The Swiss government has turned down demands to lower fuel taxes, as protests by truckers and motorists continue to spread across Europe. The cabinet said the recent price hikes did not have a negative impact on the Swiss economy.This content was published on September 13, 2000 - 20:20
The government spokesman, Achille Casanova, said on Wednesday that there was no threat to petrol supplies in the country, or a risk of shortages in the near future.
He acknowledged that the price increase for fuel would affect consumers. But he pointed out that petrol and heating oil in Switzerland were still among the cheapest in Europe.

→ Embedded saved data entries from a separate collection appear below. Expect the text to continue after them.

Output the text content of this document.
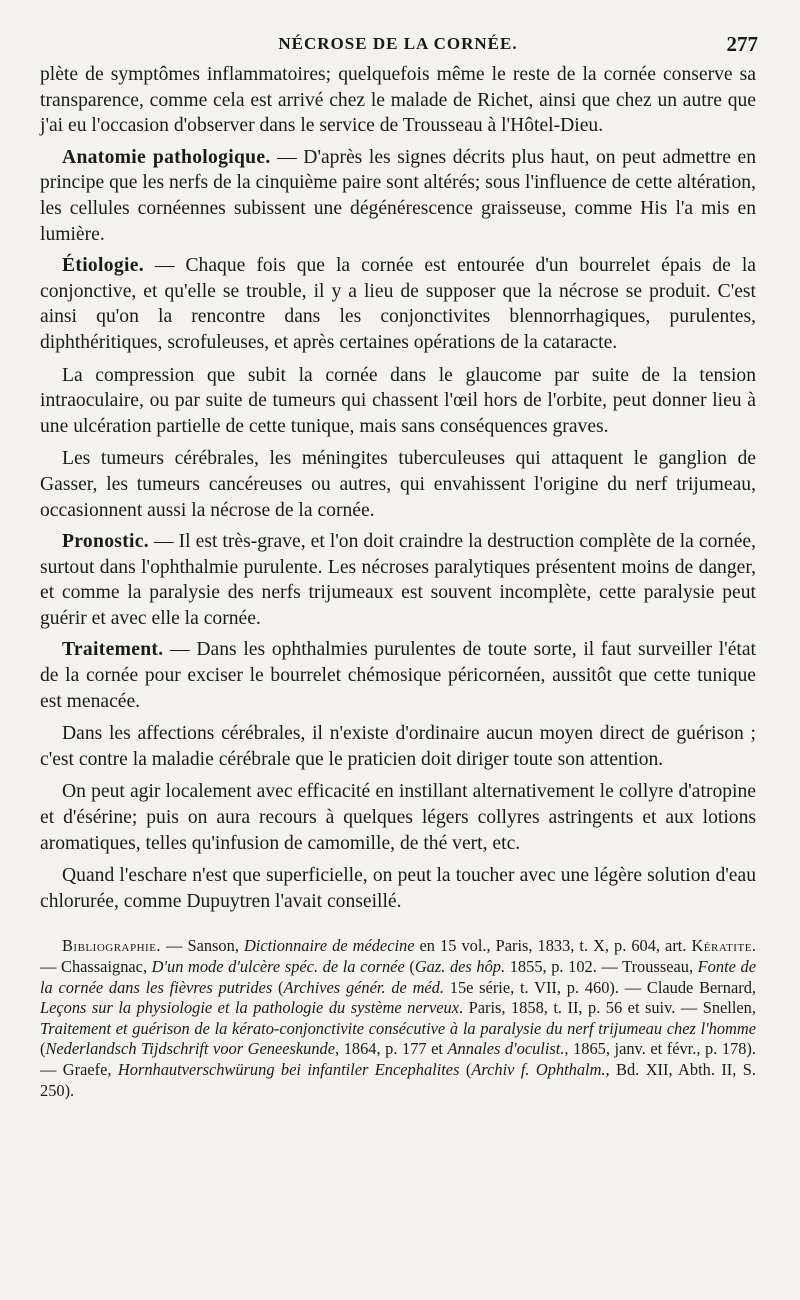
NÉCROSE DE LA CORNÉE.	277

plète de symptômes inflammatoires; quelquefois même le reste de la cornée conserve sa transparence, comme cela est arrivé chez le malade de Richet, ainsi que chez un autre que j'ai eu l'occasion d'observer dans le service de Trousseau à l'Hôtel-Dieu.

Anatomie pathologique. — D'après les signes décrits plus haut, on peut admettre en principe que les nerfs de la cinquième paire sont altérés; sous l'influence de cette altération, les cellules cornéennes subissent une dégénérescence graisseuse, comme His l'a mis en lumière.

Étiologie. — Chaque fois que la cornée est entourée d'un bourrelet épais de la conjonctive, et qu'elle se trouble, il y a lieu de supposer que la nécrose se produit. C'est ainsi qu'on la rencontre dans les conjonctivites blennorrhagiques, purulentes, diphthéritiques, scrofuleuses, et après certaines opérations de la cataracte.

La compression que subit la cornée dans le glaucome par suite de la tension intraoculaire, ou par suite de tumeurs qui chassent l'œil hors de l'orbite, peut donner lieu à une ulcération partielle de cette tunique, mais sans conséquences graves.

Les tumeurs cérébrales, les méningites tuberculeuses qui attaquent le ganglion de Gasser, les tumeurs cancéreuses ou autres, qui envahissent l'origine du nerf trijumeau, occasionnent aussi la nécrose de la cornée.

Pronostic. — Il est très-grave, et l'on doit craindre la destruction complète de la cornée, surtout dans l'ophthalmie purulente. Les nécroses paralytiques présentent moins de danger, et comme la paralysie des nerfs trijumeaux est souvent incomplète, cette paralysie peut guérir et avec elle la cornée.

Traitement. — Dans les ophthalmies purulentes de toute sorte, il faut surveiller l'état de la cornée pour exciser le bourrelet chémosique péricornéen, aussitôt que cette tunique est menacée.

Dans les affections cérébrales, il n'existe d'ordinaire aucun moyen direct de guérison ; c'est contre la maladie cérébrale que le praticien doit diriger toute son attention.

On peut agir localement avec efficacité en instillant alternativement le collyre d'atropine et d'ésérine; puis on aura recours à quelques légers collyres astringents et aux lotions aromatiques, telles qu'infusion de camomille, de thé vert, etc.

Quand l'eschare n'est que superficielle, on peut la toucher avec une légère solution d'eau chlorurée, comme Dupuytren l'avait conseillé.

Bibliographie. — Sanson, Dictionnaire de médecine en 15 vol., Paris, 1833, t. X, p. 604, art. Kératite. — Chassaignac, D'un mode d'ulcère spéc. de la cornée (Gaz. des hôp. 1855, p. 102. — Trousseau, Fonte de la cornée dans les fièvres putrides (Archives génér. de méd. 15e série, t. VII, p. 460). — Claude Bernard, Leçons sur la physiologie et la pathologie du système nerveux. Paris, 1858, t. II, p. 56 et suiv. — Snellen, Traitement et guérison de la kérato-conjonctivite consécutive à la paralysie du nerf trijumeau chez l'homme (Nederlandsch Tijdschrift voor Geneeskunde, 1864, p. 177 et Annales d'oculist., 1865, janv. et févr., p. 178). — Graefe, Hornhautverschwürung bei infantiler Encephalites (Archiv f. Ophthalm., Bd. XII, Abth. II, S. 250).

Petrol and diesel prices have gone up by nearly 20 per cent in Switzerland over the past year. The price for heating oil even soared by more than 100 per cent in the same period.
However, the Road Haulage Association expressed disappointment with the government decision. Its spokesman, Beat Keiser, said the high diesel prices were making it very difficult for many Swiss transport companies to compete with truckers in other countries.
Keiser said the Road Haulage Association was not preparing any blockades to press its demand for the 59 per cent levy on fuel to be cut by half. But he suggested the mood was tense among truckers.
"We cannot rule out wildcat actions by disgruntled truckers", Kaiser told swissinfo.
He said the haulage companies would be forced to increase transport fees if the government was sticking to its position. "In the end consumers will have to pay for it," Keiser said.
The finance minister, Kaspar Villiger, is due to meet representatives of the main road transport association in the next few days.